21 Apr 2014

The Most Astonishing Thing Recently Happened to Me

 by Olena Vlasyuk
            For all my life I will remember the 22th of February. It began from unexpected call from my mother's boss, whom I always hated. He asked whether he could send me money for Maidan needs. 

That was really nice of him and I promised to give it to wounded people or their relatives. Then I called my mother and promised her not to go there, to keep myself safe, stay in the office and go home immediately after I finish. While telling that I was thinking how to get on Maidan and Mykhalivska square by foot from the office.
            The atmosphere in the office was hotter than ever, 2 hot line phones were owerhelmed by volonteers and people willing to give food, medicine, clothes, cars, flats. As usual, one person was monitoring our facebook page, two people were taking calls and one person worked with base in which recently we had added a sheet called "Dead" to the exicting sheets «Wounded» with dates and surnames. There was a tension in the air, we quarreled about tables, sheets, information from coordinators in hospitals, what to do with all these medicine, should we refuse the volunteers, is that information certain, can we trust that coordinator, where should we take the new phones, who is responsible for that mistake and so on.
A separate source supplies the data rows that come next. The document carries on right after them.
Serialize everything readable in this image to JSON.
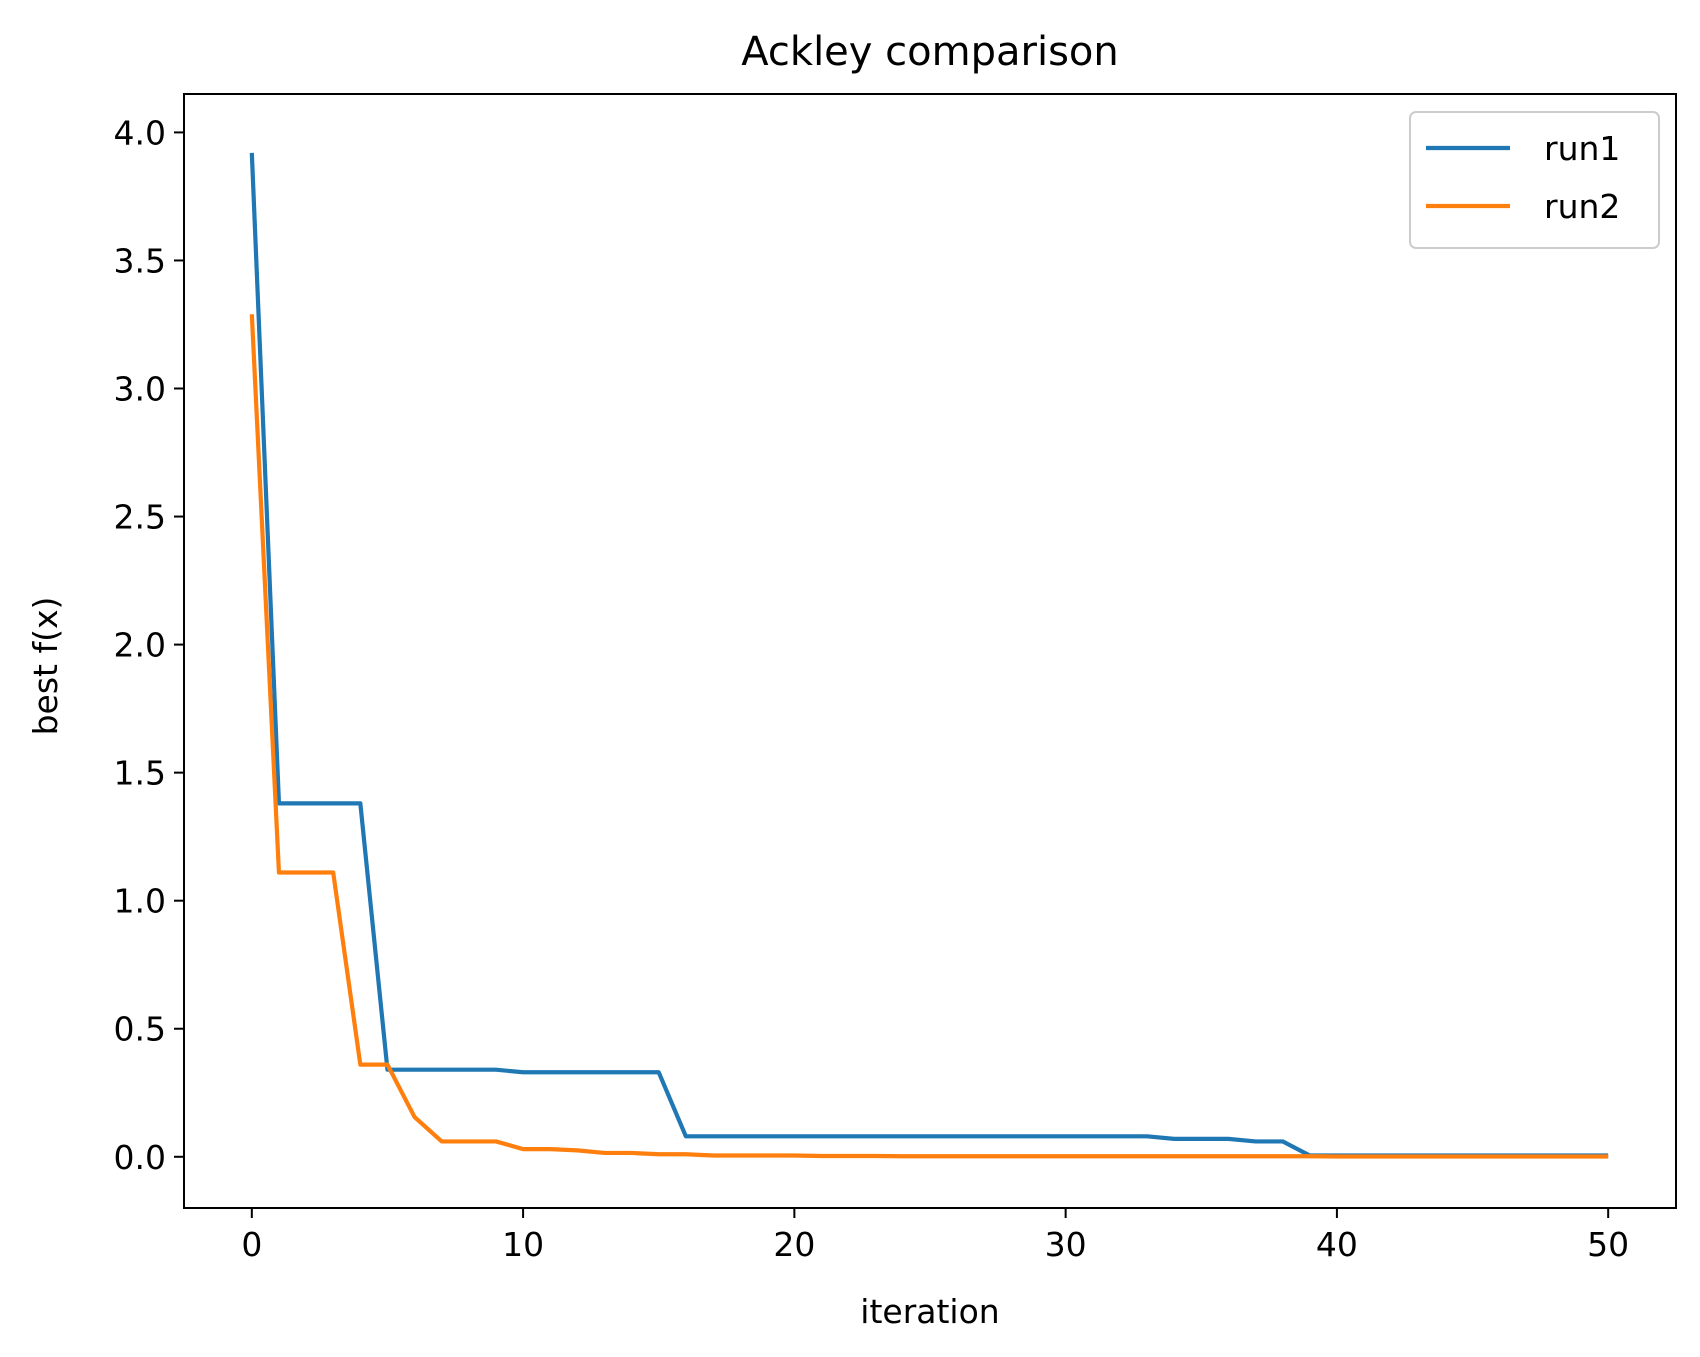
{
  "chart_data": {
    "type": "line",
    "title": "Ackley comparison",
    "xlabel": "iteration",
    "ylabel": "best f(x)",
    "xlim": [
      -2.5,
      52.5
    ],
    "ylim": [
      -0.2,
      4.15
    ],
    "xticks": [
      0,
      10,
      20,
      30,
      40,
      50
    ],
    "yticks": [
      0.0,
      0.5,
      1.0,
      1.5,
      2.0,
      2.5,
      3.0,
      3.5,
      4.0
    ],
    "ytick_labels": [
      "0.0",
      "0.5",
      "1.0",
      "1.5",
      "2.0",
      "2.5",
      "3.0",
      "3.5",
      "4.0"
    ],
    "grid": false,
    "legend_position": "top-right",
    "series": [
      {
        "name": "run1",
        "color": "#1f77b4",
        "x": [
          0,
          1,
          2,
          3,
          4,
          5,
          6,
          7,
          8,
          9,
          10,
          11,
          12,
          13,
          14,
          15,
          16,
          17,
          18,
          19,
          20,
          21,
          22,
          23,
          24,
          25,
          26,
          27,
          28,
          29,
          30,
          31,
          32,
          33,
          34,
          35,
          36,
          37,
          38,
          39,
          40,
          41,
          42,
          43,
          44,
          45,
          46,
          47,
          48,
          49,
          50
        ],
        "y": [
          3.92,
          1.38,
          1.38,
          1.38,
          1.38,
          0.34,
          0.34,
          0.34,
          0.34,
          0.34,
          0.33,
          0.33,
          0.33,
          0.33,
          0.33,
          0.33,
          0.08,
          0.08,
          0.08,
          0.08,
          0.08,
          0.08,
          0.08,
          0.08,
          0.08,
          0.08,
          0.08,
          0.08,
          0.08,
          0.08,
          0.08,
          0.08,
          0.08,
          0.08,
          0.07,
          0.07,
          0.07,
          0.06,
          0.06,
          0.005,
          0.005,
          0.005,
          0.005,
          0.005,
          0.005,
          0.005,
          0.005,
          0.005,
          0.005,
          0.005,
          0.005
        ]
      },
      {
        "name": "run2",
        "color": "#ff7f0e",
        "x": [
          0,
          1,
          2,
          3,
          4,
          5,
          6,
          7,
          8,
          9,
          10,
          11,
          12,
          13,
          14,
          15,
          16,
          17,
          18,
          19,
          20,
          21,
          22,
          23,
          24,
          25,
          26,
          27,
          28,
          29,
          30,
          31,
          32,
          33,
          34,
          35,
          36,
          37,
          38,
          39,
          40,
          41,
          42,
          43,
          44,
          45,
          46,
          47,
          48,
          49,
          50
        ],
        "y": [
          3.29,
          1.11,
          1.11,
          1.11,
          0.36,
          0.36,
          0.155,
          0.06,
          0.06,
          0.06,
          0.03,
          0.03,
          0.025,
          0.015,
          0.015,
          0.01,
          0.01,
          0.005,
          0.005,
          0.005,
          0.005,
          0.003,
          0.003,
          0.003,
          0.002,
          0.002,
          0.002,
          0.002,
          0.002,
          0.002,
          0.002,
          0.002,
          0.002,
          0.002,
          0.002,
          0.002,
          0.002,
          0.002,
          0.002,
          0.002,
          0.001,
          0.001,
          0.001,
          0.001,
          0.001,
          0.001,
          0.001,
          0.001,
          0.001,
          0.001,
          0.001
        ]
      }
    ]
  }
}
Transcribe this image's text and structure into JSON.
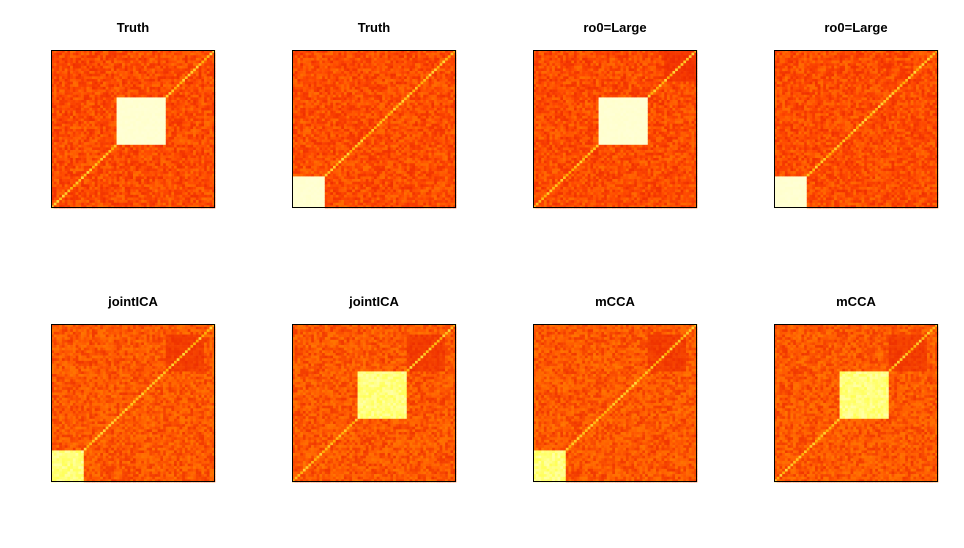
{
  "chart_data": [
    {
      "type": "heatmap",
      "title": "Truth",
      "n": 60,
      "base_color": "#ff4a00",
      "block_color": "#ffffcc",
      "blocks": [
        {
          "start": 24,
          "end": 42
        }
      ],
      "faint_blocks": []
    },
    {
      "type": "heatmap",
      "title": "Truth",
      "n": 60,
      "base_color": "#ff4a00",
      "block_color": "#ffffcc",
      "blocks": [
        {
          "start": 0,
          "end": 12
        }
      ],
      "faint_blocks": []
    },
    {
      "type": "heatmap",
      "title": "ro0=Large",
      "n": 60,
      "base_color": "#ff4a00",
      "block_color": "#ffffcc",
      "blocks": [
        {
          "start": 24,
          "end": 42
        }
      ],
      "faint_blocks": [
        {
          "start": 48,
          "end": 60
        }
      ]
    },
    {
      "type": "heatmap",
      "title": "ro0=Large",
      "n": 60,
      "base_color": "#ff4a00",
      "block_color": "#ffffcc",
      "blocks": [
        {
          "start": 0,
          "end": 12
        }
      ],
      "faint_blocks": []
    },
    {
      "type": "heatmap",
      "title": "jointICA",
      "n": 60,
      "base_color": "#ff5a00",
      "block_color": "#ffff55",
      "blocks": [
        {
          "start": 0,
          "end": 12
        }
      ],
      "faint_blocks": [
        {
          "start": 42,
          "end": 56
        }
      ]
    },
    {
      "type": "heatmap",
      "title": "jointICA",
      "n": 60,
      "base_color": "#ff5a00",
      "block_color": "#ffff55",
      "blocks": [
        {
          "start": 24,
          "end": 42
        }
      ],
      "faint_blocks": [
        {
          "start": 42,
          "end": 56
        }
      ]
    },
    {
      "type": "heatmap",
      "title": "mCCA",
      "n": 60,
      "base_color": "#ff5a00",
      "block_color": "#ffff55",
      "blocks": [
        {
          "start": 0,
          "end": 12
        }
      ],
      "faint_blocks": [
        {
          "start": 42,
          "end": 56
        }
      ]
    },
    {
      "type": "heatmap",
      "title": "mCCA",
      "n": 60,
      "base_color": "#ff5a00",
      "block_color": "#ffff55",
      "blocks": [
        {
          "start": 24,
          "end": 42
        }
      ],
      "faint_blocks": [
        {
          "start": 42,
          "end": 56
        }
      ]
    }
  ]
}
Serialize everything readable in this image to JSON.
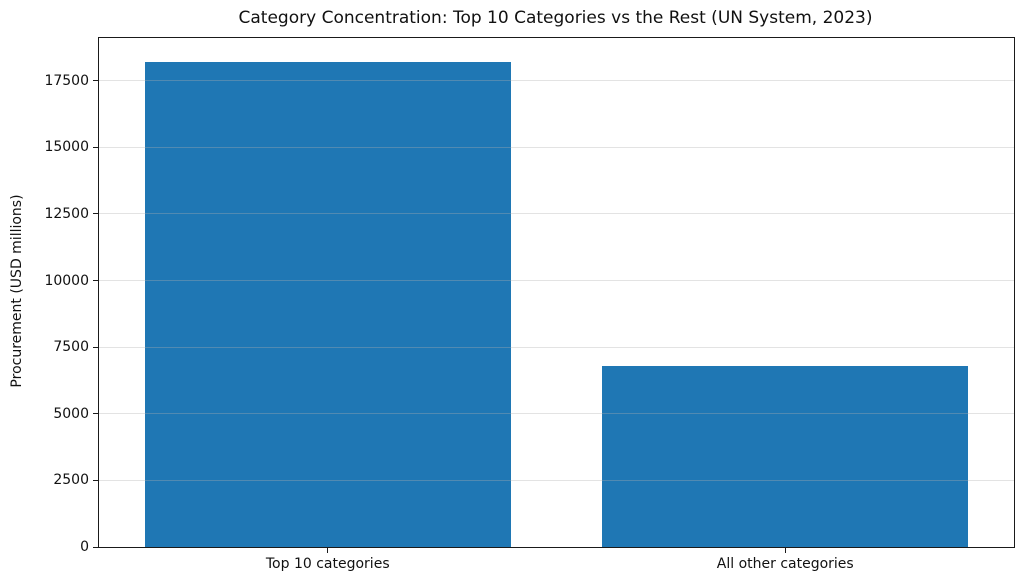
{
  "chart_data": {
    "type": "bar",
    "title": "Category Concentration: Top 10 Categories vs the Rest (UN System, 2023)",
    "xlabel": "",
    "ylabel": "Procurement (USD millions)",
    "categories": [
      "Top 10 categories",
      "All other categories"
    ],
    "values": [
      18200,
      6800
    ],
    "yticks": [
      0,
      2500,
      5000,
      7500,
      10000,
      12500,
      15000,
      17500
    ],
    "ylim": [
      0,
      19100
    ],
    "bar_width_fraction": 0.8,
    "bar_color": "#1f77b4",
    "grid": "horizontal",
    "grid_color": "rgba(176,176,176,0.35)",
    "axis_color": "#1a1a1a",
    "text_color": "#111111",
    "legend": "none",
    "background": "#ffffff"
  }
}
One girl started to cry, because her colleague accused her of unprofessional work with volunteers, she was too soft with them, he thought. I was angry for all this chaos,  everybody was paying attention to unnecessary things, we missed huge amount of calls, the inefficient organization irritated me enormously.

            “Guard in Hospital”, said I quickly, “I'm listening to you”. The old lady's voice asked me whether we knew something about Ihor Klymenko, her son. Her son didn't answer the phone, either his comrades from  Maidan. I checked his surname in the base and said “Your son is in the 17th hospital, the phone of coordinator is....” She interrupted me and started to cry saying “he is alive, thanks God”. The last time she talked to him was this morning, this bloody morning, when we were writing surnames in the sheet called “Dead”. She kept crying and thanking, and I coudn`t hold my own tears. I told the mother that her son is alive when she thought the worst – that was the most astonishing thing that happened to me ever in my life. After her call the anger and despair went away but it returned in the same evening on Maidan, when I understood how many people didn't heard the words “your child is alive”.